Isolating People By Age

Recently my Dear Husband and I went to a concert at a 55+ community.   For those who don't know about these communities they are manufactured home communities with restricted deeds such that you have to be over 55 to live there. Most of the people are retired.  They have all kinds of community activities to keep the residents occupied, including a community chorus.  One of my husband's customers is in the chorus. She was supposed to do a solo in the concert and she invited my husband to attend.  He dragged me along. I didn't want to go, and didn't really intend to cooperate, but he guilted me into it, so I went.  

The concert itself was actually a surprise.  The choir was not as horrible as I expected and a couple of the soloists could even sort of sing.  The selection of songs was very good for the most part, and I rather enjoyed parts of it. The pianist was just fabulous, and  would go to one of her piano recitals anytime.  

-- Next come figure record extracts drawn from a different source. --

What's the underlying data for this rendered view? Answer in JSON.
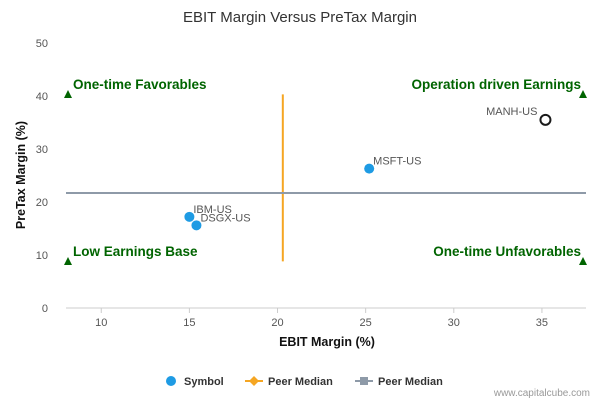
{
  "chart_data": {
    "type": "scatter",
    "title": "EBIT Margin Versus PreTax Margin",
    "xlabel": "EBIT Margin (%)",
    "ylabel": "PreTax Margin (%)",
    "xlim": [
      8,
      37.5
    ],
    "ylim": [
      0,
      50
    ],
    "xticks": [
      10,
      15,
      20,
      25,
      30,
      35
    ],
    "yticks": [
      0,
      10,
      20,
      30,
      40,
      50
    ],
    "grid": false,
    "legend_position": "bottom",
    "points": [
      {
        "label": "MANH-US",
        "x": 35.2,
        "y": 35.5,
        "highlight": true
      },
      {
        "label": "MSFT-US",
        "x": 25.2,
        "y": 26.3,
        "highlight": false
      },
      {
        "label": "IBM-US",
        "x": 15.0,
        "y": 17.2,
        "highlight": false
      },
      {
        "label": "DSGX-US",
        "x": 15.4,
        "y": 15.6,
        "highlight": false
      }
    ],
    "peer_median_x": 20.3,
    "peer_median_y": 21.7,
    "vertical_median_y_range": [
      8.8,
      40.3
    ],
    "quadrants": {
      "top_left": "One-time Favorables",
      "top_right": "Operation driven Earnings",
      "bottom_left": "Low Earnings Base",
      "bottom_right": "One-time Unfavorables"
    },
    "legend": [
      {
        "label": "Symbol",
        "marker": "circle",
        "color": "#1e9be4"
      },
      {
        "label": "Peer Median",
        "marker": "diamond-line",
        "color": "#f5a623"
      },
      {
        "label": "Peer Median",
        "marker": "square-line",
        "color": "#8e9aa8"
      }
    ],
    "colors": {
      "symbol": "#1e9be4",
      "highlight_stroke": "#1a1a1a",
      "vertical_median": "#f5a623",
      "horizontal_median": "#8e9aa8",
      "quadrant_text": "#006400",
      "axis_text": "#555555",
      "point_label": "#555555"
    }
  },
  "watermark": "www.capitalcube.com"
}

But, the whole experience was jolting in several ways.

On the one hand, it made me miss singing in a choir. Singing in choirs is a whole lot more fun than listening to them.  When you're singing in a choir you think it sounds like the Robert Shaw Chorale.  When you're sitting in the audience you know it sounds more like the church choir on the Andy Griffith Show.

Nevertheless, I miss singing.  I want to figure out a way to bring singing back into my life.

On the other hand, I had mixed feelings about the whole show. It was a very well done production. The women who were in charge were probably music teachers before they retired.  All of the singers had probably sung in community choirs and/or church choirs for years. Their voices may have been somewhat ravaged by age, but they were very professional in their attention to the director. I thought it was cool that they spent their time doing something so healthy and creative.  I loved that.  

But, it was kind of creepy to be in a place where everybody was the same age.  I saw exactly one kid in the audience.  It was not surprising that somebody's grandchild would be there. What was surprising was that there was only one. The rest of the grandchildren were probably "up North" someplace.  The creepiness went beyond fact that there were no extended families there.  It was a little like The (Elderly) Stepford Wives.  The women all dressed similarly, within a certain range. There were the flashy old broads with the sequined shirts and the casual old broads in Capri pants and sneakers, but they all wore makeup and they all wore earrings (dangle earrings). Most of the men were wearing striped golf shirts, with white or khaki pants. I was creeped  out by the fact that these wonderfully talented and capable people had isolated themselves from the  rest of society.

As much fun as planning that concert was for them, it seems to me they might have done better by putting on a show at a nearby elementary school that would include the children, or entertaining at a hospital or nursing home.  

My bottom line is that I have a problem with people who wall themselves off in gated communities that amount to upper-crust ghettos.